The AO holding that the receipt of property from step-sister does not qualify as a receipt from a relative, taxed ₹7,50,68,525 under section 56(2)(vii) of the Act.

Aggrieved, assessee preferred an appeal to CIT(A) who confirmed the action of the AO and held that the definition stated in section 56(2) is to be interpreted keeping the blood relationship, lineal ascendant and lineal descendant and hence no further meaning could be ascribed to this term.

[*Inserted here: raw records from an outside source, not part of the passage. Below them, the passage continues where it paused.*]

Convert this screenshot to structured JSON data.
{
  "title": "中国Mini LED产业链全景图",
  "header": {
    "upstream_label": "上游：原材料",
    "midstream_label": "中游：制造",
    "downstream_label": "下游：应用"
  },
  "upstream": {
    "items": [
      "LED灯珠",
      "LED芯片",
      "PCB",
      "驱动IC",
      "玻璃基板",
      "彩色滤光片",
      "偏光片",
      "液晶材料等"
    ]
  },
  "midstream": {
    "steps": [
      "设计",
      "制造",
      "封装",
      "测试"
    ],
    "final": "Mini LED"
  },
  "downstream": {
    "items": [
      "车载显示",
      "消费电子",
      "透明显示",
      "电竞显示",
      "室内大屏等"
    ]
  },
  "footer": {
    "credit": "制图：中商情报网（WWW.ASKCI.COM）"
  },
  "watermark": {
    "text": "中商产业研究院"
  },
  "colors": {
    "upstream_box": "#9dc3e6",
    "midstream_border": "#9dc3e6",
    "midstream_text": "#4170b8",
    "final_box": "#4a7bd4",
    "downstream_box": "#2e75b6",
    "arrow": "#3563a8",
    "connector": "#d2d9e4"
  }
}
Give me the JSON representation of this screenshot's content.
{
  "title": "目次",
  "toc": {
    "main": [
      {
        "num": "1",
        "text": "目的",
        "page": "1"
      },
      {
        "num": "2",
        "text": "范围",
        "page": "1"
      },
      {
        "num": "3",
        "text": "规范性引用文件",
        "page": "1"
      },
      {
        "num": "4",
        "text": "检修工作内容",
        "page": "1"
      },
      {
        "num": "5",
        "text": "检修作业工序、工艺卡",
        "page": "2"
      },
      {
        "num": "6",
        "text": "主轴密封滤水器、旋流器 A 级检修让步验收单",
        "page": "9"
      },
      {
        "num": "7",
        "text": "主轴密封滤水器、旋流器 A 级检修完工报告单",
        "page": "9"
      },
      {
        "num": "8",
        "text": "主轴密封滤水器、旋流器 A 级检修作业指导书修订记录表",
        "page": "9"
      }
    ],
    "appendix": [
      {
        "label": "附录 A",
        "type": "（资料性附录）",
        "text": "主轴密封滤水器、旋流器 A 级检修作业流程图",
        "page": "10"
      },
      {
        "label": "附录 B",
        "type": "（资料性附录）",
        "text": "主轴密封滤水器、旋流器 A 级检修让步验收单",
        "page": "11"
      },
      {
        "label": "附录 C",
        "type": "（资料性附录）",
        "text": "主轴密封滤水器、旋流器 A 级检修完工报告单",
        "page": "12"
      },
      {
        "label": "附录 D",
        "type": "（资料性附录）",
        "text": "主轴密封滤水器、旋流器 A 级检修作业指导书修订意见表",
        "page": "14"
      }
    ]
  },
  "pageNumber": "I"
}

Aggrieved, assessee preferred an appeal to the Tribunal where it cited various provisions of different Acts to canvass that `step’ child has been recognised in various Acts e.g. section 2(15B) of the Income-tax Act, 1961, section 45S of the Reserve Bank of India Act, 1934 and section 2(77) of the Companies Act, 2013.

HELD

The Tribunal noted that Ms. Vidhie is daughter of Ms. Indrani Mukerjea from her husband Mr. Sanjeev Khanna whereas Mr. Rabin Mukerjea is first son of Mr. Peter Mukerjea with his first wife Mrs. Shabnam Singh. After the marriage of Ms. Indrani Mukerjea with Mr. Peter Mukerjea, Ms. Vidhie Mukerjea and Mr. Rabin Mukerjea became step-sister and step-brother due to alliance of marriage between their respective parents.

The Tribunal having noted the definition of the expression “relative” in clause (e) to the Explanation to section 56(2)(vii), observed that ergo, the Act uses the word `brother and sister of an individual’, in common parlance, there are 5 kinds of brother and sister relations.

The Tribunal considered the meaning of the term “relative” as given in Black’s Law Dictionary and also the meaning of the term “affinity” as explained in various dictionaries.

It held that as per the Dictionary meaning of the term “relative”, it includes a person related by affinity, which means the connection existing in consequence of marriage between each of the married persons and the kindred of the other. If the aforesaid Dictionary meaning is to be referred and relied upon, then the term ‘relative’ would include step-brother and step-sister by affinity. If the term `brother and sister of the individual’ has not been defined under the Act, then the meaning defined in common law has to be adopted and in the absence of any other negative covenant under the Act, it held that brother and sister should also include step-brother and step-sister who by virtue of marriage of their parents have become brother and sister.

The Tribunal held that the property received by the assessee from his step-sister being received  from a relative is not taxable under section 56(2)(vii) of the Act.